Technical View: EURUSD

The strong selloff in EURUSD since the start of last week suggests that the long-term downtrend may be resuming after a sub-50% retracement in April and early May. Friday’s big Bearish Engulfing Candle*, along with the break back below key previous-resistance-turned-support at 1.1050, set the bearish tone heading into this week, and with rates peeking below the 61.8% Fibonacci retracement of the previous rally, more downside is possible this week. As for the secondary indicators, the MACD is about to cross below its “0” level, signaling a shift to outright bearish momentum, though the oversold Slow Stochastics hint at a pause or near-term bounce over the next few days.

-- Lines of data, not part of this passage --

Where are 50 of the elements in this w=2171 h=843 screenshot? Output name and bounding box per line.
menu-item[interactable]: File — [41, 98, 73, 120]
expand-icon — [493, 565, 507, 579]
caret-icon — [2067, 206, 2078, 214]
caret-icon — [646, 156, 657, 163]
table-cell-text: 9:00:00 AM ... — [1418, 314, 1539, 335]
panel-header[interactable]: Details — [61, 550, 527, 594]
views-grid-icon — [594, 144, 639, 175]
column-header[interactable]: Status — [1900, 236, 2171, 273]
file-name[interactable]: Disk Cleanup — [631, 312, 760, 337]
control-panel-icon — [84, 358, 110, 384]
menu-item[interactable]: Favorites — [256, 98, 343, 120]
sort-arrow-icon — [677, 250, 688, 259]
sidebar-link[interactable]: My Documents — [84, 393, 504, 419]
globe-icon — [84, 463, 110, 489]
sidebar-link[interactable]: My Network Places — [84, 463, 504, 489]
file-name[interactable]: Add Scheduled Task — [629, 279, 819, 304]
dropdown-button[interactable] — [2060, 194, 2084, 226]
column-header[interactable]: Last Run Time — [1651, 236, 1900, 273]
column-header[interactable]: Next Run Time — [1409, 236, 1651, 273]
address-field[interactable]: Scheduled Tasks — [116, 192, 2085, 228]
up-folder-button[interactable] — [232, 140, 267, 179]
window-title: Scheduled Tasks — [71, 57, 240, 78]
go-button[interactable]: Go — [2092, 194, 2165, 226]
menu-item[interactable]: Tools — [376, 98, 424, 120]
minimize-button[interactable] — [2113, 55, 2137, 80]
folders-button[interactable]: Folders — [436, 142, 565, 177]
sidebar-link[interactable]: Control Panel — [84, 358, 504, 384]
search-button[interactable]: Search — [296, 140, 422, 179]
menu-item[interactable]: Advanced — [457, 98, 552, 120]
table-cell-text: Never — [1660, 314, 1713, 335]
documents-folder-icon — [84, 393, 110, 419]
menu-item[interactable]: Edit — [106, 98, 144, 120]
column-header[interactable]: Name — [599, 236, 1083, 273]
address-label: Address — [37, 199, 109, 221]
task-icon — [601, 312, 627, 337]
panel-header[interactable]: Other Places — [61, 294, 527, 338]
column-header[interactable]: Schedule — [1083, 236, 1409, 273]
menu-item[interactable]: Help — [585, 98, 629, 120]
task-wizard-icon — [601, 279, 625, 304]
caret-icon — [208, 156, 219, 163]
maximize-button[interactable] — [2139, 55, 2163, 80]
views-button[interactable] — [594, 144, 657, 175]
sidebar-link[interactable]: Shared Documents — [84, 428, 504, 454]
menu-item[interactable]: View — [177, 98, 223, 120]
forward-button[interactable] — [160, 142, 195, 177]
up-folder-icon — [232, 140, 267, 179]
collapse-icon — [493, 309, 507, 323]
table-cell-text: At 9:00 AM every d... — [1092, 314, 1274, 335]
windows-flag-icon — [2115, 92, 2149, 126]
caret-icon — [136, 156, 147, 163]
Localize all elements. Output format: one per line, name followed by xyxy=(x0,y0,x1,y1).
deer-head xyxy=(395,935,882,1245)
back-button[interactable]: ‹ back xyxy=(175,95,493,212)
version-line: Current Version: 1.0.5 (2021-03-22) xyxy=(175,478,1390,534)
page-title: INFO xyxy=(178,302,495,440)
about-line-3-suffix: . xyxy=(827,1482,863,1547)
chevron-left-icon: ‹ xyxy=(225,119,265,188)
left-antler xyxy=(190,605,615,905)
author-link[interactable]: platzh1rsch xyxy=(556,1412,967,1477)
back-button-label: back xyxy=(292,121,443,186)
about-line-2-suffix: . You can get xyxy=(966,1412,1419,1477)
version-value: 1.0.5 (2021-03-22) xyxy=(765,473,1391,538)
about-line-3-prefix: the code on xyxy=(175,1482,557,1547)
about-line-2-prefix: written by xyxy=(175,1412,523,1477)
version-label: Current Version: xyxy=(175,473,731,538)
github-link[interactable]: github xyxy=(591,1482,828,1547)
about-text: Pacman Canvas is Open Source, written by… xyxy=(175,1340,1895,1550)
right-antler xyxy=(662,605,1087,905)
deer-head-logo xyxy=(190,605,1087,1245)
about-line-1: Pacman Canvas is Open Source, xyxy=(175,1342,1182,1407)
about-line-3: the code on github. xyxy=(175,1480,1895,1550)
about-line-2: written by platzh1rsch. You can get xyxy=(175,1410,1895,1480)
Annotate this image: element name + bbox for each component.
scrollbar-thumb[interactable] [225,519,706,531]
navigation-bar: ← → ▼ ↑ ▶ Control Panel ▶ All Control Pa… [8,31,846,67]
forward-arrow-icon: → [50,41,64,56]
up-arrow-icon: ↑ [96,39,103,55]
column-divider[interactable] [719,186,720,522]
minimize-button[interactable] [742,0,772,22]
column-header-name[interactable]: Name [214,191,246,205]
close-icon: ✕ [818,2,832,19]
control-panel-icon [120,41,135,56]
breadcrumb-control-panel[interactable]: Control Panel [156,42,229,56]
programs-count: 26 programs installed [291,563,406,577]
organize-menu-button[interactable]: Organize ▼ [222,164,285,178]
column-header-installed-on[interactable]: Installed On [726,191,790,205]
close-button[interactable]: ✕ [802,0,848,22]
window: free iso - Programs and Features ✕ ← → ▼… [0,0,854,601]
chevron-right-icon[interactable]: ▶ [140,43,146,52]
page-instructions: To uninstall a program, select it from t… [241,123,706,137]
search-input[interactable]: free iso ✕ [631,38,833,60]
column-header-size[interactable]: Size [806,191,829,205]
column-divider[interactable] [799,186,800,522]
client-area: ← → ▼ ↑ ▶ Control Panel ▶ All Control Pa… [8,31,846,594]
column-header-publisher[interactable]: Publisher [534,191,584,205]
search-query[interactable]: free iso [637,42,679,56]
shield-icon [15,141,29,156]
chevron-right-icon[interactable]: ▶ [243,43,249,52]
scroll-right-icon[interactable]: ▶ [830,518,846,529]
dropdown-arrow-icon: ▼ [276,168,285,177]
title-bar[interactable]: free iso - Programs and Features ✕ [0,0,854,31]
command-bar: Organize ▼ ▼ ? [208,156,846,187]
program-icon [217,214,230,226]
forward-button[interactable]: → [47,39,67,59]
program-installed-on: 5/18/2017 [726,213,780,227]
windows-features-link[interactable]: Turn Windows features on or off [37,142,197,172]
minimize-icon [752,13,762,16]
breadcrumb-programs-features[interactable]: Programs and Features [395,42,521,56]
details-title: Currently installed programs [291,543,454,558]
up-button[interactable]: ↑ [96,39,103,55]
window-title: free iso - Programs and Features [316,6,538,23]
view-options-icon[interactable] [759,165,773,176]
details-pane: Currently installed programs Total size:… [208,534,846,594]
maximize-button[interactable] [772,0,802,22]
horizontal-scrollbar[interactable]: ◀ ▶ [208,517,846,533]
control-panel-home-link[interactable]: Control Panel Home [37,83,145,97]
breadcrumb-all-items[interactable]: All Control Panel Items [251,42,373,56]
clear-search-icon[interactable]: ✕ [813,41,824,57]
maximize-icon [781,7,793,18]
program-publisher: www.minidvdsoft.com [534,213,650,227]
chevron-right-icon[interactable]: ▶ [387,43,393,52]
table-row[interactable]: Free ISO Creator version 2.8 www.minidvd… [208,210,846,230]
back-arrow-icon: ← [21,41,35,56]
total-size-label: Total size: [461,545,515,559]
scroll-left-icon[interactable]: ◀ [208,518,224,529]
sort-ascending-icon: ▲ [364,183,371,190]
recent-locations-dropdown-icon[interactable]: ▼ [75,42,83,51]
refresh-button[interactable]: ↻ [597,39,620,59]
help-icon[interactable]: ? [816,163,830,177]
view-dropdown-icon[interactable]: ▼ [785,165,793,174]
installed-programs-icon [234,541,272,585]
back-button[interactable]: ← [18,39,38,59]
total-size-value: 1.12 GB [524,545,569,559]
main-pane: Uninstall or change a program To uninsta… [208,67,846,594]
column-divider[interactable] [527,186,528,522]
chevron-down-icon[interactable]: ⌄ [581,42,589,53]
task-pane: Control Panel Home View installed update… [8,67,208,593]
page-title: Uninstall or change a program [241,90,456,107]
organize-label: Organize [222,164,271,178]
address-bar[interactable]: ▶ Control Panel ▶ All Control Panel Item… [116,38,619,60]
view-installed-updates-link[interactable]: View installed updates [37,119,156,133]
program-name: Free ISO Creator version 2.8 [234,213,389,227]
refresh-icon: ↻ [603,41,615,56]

Bringing all of the above together, it would not be surprising to see some near-term consolidation or a brief counter-trend rally in EURUSD this week, but as long as the pair remains below the 1.1000-50 zone and Greece’s debt situation remains unresolved, traders will continue to sell first and ask questions later.

*A Bearish Engulfing candle is formed when the candle breaks above the high of the previous time period before sellers step in and push rates down to close below the low of the previous time period. It indicates that the sellers have wrested control of the market from the buyers.